Dengan demikian, kontrak asuransi konvensional mengandung unsur
gharar yang menjadikan transaksi tersebut tidak dapat dibenarkan dari sisi
hukum Islam.
B. Maysir (Judi)
Para ulama
menyatakan bahawa maysir dan gharar mempunyai kaitan yang amat rapat. Ini
bererti jika sesuatu transaksi itu mengandungi unsur gharar maka dengan sendirinya
unsur judi turut ada. Ini karena maysir pada masa kemudiannya dimaknai oleh
para ulama mengikut makna literalnya
yaitu sering dipersamakan dengan qimar[20]
atau mukhatara
yang bermakna spekulasi atau perjudian dan taruhan.[21]
Prinsip perjudian adalah, seseorang
apakah akan mendapat bagian banyak, sedikit atau bahkan tidak dapat bagian sama
sekali semata-mata tergantung pada keberuntungan, dan ketidakjujuran juga
menjadi bagian bagian utama dalam transaksi ini.[22]
a.
Peserta membayar
premium yang kecil dengan mengharapkan uang yang lebih besar jumlahnya.
b.
Peserta akan
kehilangan uang premium apabila peristiwa yang dilindungi (the insured event)
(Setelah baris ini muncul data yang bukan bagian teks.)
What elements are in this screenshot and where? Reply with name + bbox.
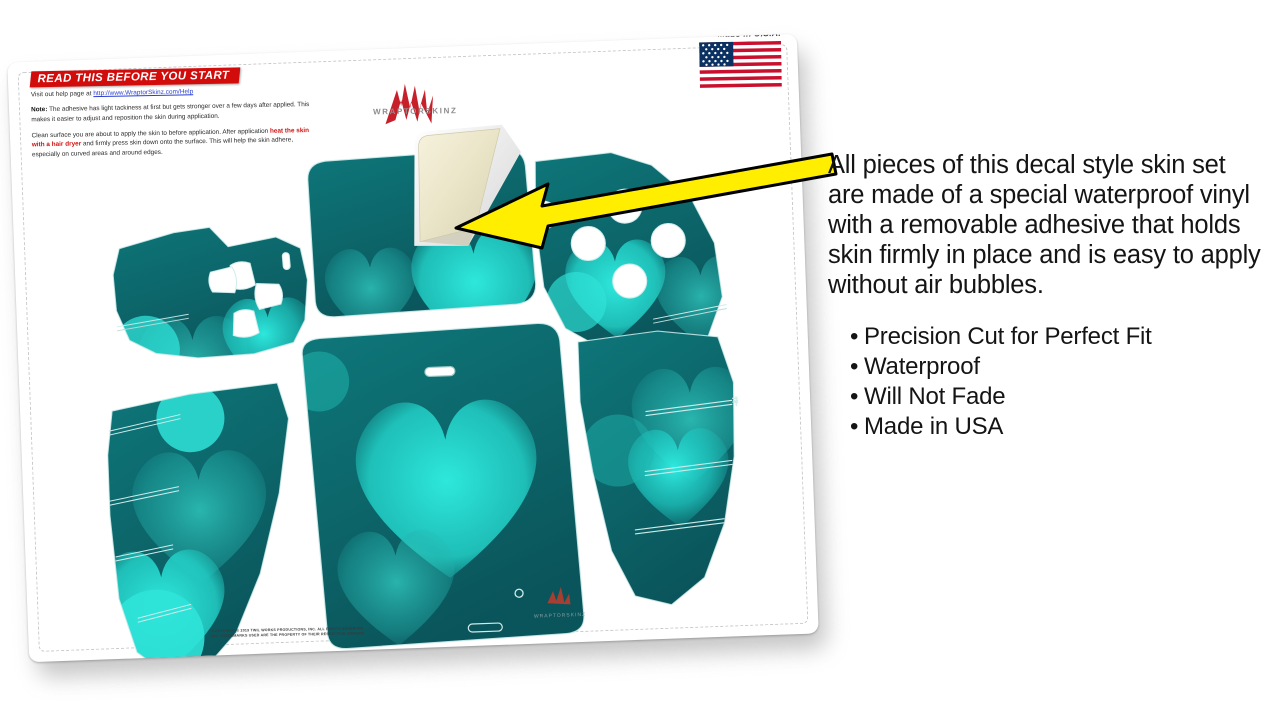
lightbar-cutout [425,366,455,376]
piece-right-grip [567,321,758,617]
feature-bullet-list: •Precision Cut for Perfect Fit •Waterpro… [850,322,1268,441]
list-item: •Will Not Fade [850,382,1268,412]
made-in-usa-label: Made In U.S.A. [609,34,781,41]
wraptorskinz-logo: WRAPTORSKINZ [345,79,486,137]
marketing-copy: All pieces of this decal style skin set … [828,150,1268,441]
feature-label: Will Not Fade [864,383,1005,410]
read-first-banner: READ THIS BEFORE YOU START [30,67,240,87]
bullet-glyph: • [850,382,864,412]
list-item: •Waterproof [850,352,1268,382]
feature-label: Made in USA [864,413,1003,440]
feature-label: Waterproof [864,353,980,380]
help-url-link[interactable]: http://www.WraptorSkinz.com/Help [93,88,193,97]
read-first-banner-label: READ THIS BEFORE YOU START [37,70,229,86]
bullet-glyph: • [850,352,864,382]
sheet-surface: WRAPTORSKINZ [7,34,818,663]
product-photo-scene: WRAPTORSKINZ [0,0,1280,715]
list-item: •Precision Cut for Perfect Fit [850,322,1268,352]
bullet-glyph: • [850,412,864,442]
help-line: Visit out help page at http://www.Wrapto… [31,85,313,100]
note-text: The adhesive has light tackiness at firs… [31,101,309,123]
peel-corner-arrow [430,140,840,260]
apply-paragraph: Clean surface you are about to apply the… [32,125,315,159]
piece-left-grip [91,372,310,662]
wraptor-wordmark: WRAPTORSKINZ [345,106,485,117]
bullet-glyph: • [850,322,864,352]
feature-label: Precision Cut for Perfect Fit [864,323,1152,350]
instructions-block: READ THIS BEFORE YOU START Visit out hel… [30,64,314,160]
decal-sheet: WRAPTORSKINZ [7,34,818,663]
note-label: Note: [31,106,47,113]
list-item: •Made in USA [850,412,1268,442]
usa-flag-icon [699,40,782,87]
fits-block: FITS Sony PS5 Controller Made In U.S.A. [609,34,782,90]
note-paragraph: Note: The adhesive has light tackiness a… [31,100,313,125]
help-prefix: Visit out help page at [31,90,94,98]
wraptor-bolt-icon [375,79,460,126]
piece-touchpad-plate: WRAPTORSKINZ [287,322,589,652]
marketing-paragraph: All pieces of this decal style skin set … [828,150,1268,300]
tidak berlaku khususnya dalam asuransi jiwa dan asuransi umum.
c.
Perusahaan
asuransi akan rugi jika terpaksa membayar tuntutan yang melebihi jumlah premium
yang diterima.
Dengan demikian, asuransi konvensional mengandung unsur perjudian, karena
salah satu pihak membayar sedikit harta untuk mendapatkan harta yang lebih banyak
dengan cara untung-untungan atau tanpa pekerjaan. Jika terjadi kecelakaan,
peserta berhak mendapatkan semua harta yang dijanjikan tapi jika tidak maka
akibatnya akan merugikannya.[24] Dengan
demikian, nyatalah bahwa unsur perjudian terdapat dalam transaksi asuransi ini,
dan maslahat masing-masing pihak justeru tegak di atas bencana pihak yang lain,
perusahaan asuransi maslahatnya terletak pada apa yang ia dapatkan ketika tidak
terjadi kecelakaan, dan maslahat peserta asuransi muncul ketika peristiwa yang
dilindungi (the insured event) betul-betul berlaku.
C. Riba
Unsur riba dalam bisnis asuransi terdapat dalam beberapa aspek, yaitu di
antaranya mulai dalam hal perhitungan jumlah premium sampai pembayaran kompensasi
pada pihak yang mengalami kecelakaan. Unsur riba juga terdapat dalam kontrak
pinjaman dari polis (policy loan) yang ditawarkan kepada peserta dalam
produk asuransi jiwa seumur hidup. Dalam transaksi pinjaman ini, perusahaan
asuransi akan mengenakan bunga (interest) kepada peserta yang meminjam.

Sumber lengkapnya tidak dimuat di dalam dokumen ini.